Light single engine aircraft developed in West Germany in the 1960s

The Bölkow Bo 207 was a four-seat light aircraft built in West Germany in the early 1960s, a development of the Klemm Kl 107 built during World War II.

==Design and development==
The Bo 207 is a wood construction, single-engined, cantilever low-wing cabin monoplane with a conventional landing gear with a tail wheel. The aircraft is powered by a Lycoming O-360 four-cylinder, direct-drive, horizontally opposed, air-cooled, piston engine.

Bölkow had built the two and three-seat Kl 107 and developed a four-seat variant, at first designated the Kl 107D. The low-wing cabin monoplane had a re-designed cockpit and canopy and a larger tail. The two prototype Kl 107Ds were built at Nabern and the first flew on 10 October 1960. With the change of name of the company to Bolkow and the move to new factory at Laupheim production of the new variant was started at the new factory.
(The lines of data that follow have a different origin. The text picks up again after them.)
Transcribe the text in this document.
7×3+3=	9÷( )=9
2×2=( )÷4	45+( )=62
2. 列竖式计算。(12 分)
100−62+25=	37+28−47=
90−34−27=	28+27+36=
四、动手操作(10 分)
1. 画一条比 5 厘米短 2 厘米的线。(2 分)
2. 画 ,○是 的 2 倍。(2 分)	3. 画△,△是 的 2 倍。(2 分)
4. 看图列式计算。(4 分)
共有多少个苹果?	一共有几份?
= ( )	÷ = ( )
In May 1961 the design was re-designated the Bolkow F.207 but by July 1961 it was re-designated again as the Bolkow BO 207.

The first of 90 production aircraft built at Laupheim was flown on 24 May 1961 and production continued until 1963. A number of aircraft remained unsold and the last aircraft although built in 1963 did not fly until 1 April 1966. One aircraft was built with tricycle landing gear, and designated BO 217B or sometimes known as the BO 214 but it was fitted with a conventional landing gear before it was sold.

==Variants==
- Kl 107D
Two prototypes later re-designated F.207 and then BO 207. V-1 prototype modified as the BO 207T.
- BO 207
Production aircraft, 90 built.
- BO 207B
One 207 temporary modified with a tricycle landing gear, also known as the BO 214.
- BO 207T
Prototype V-1 modified as a trainer with reduced weight.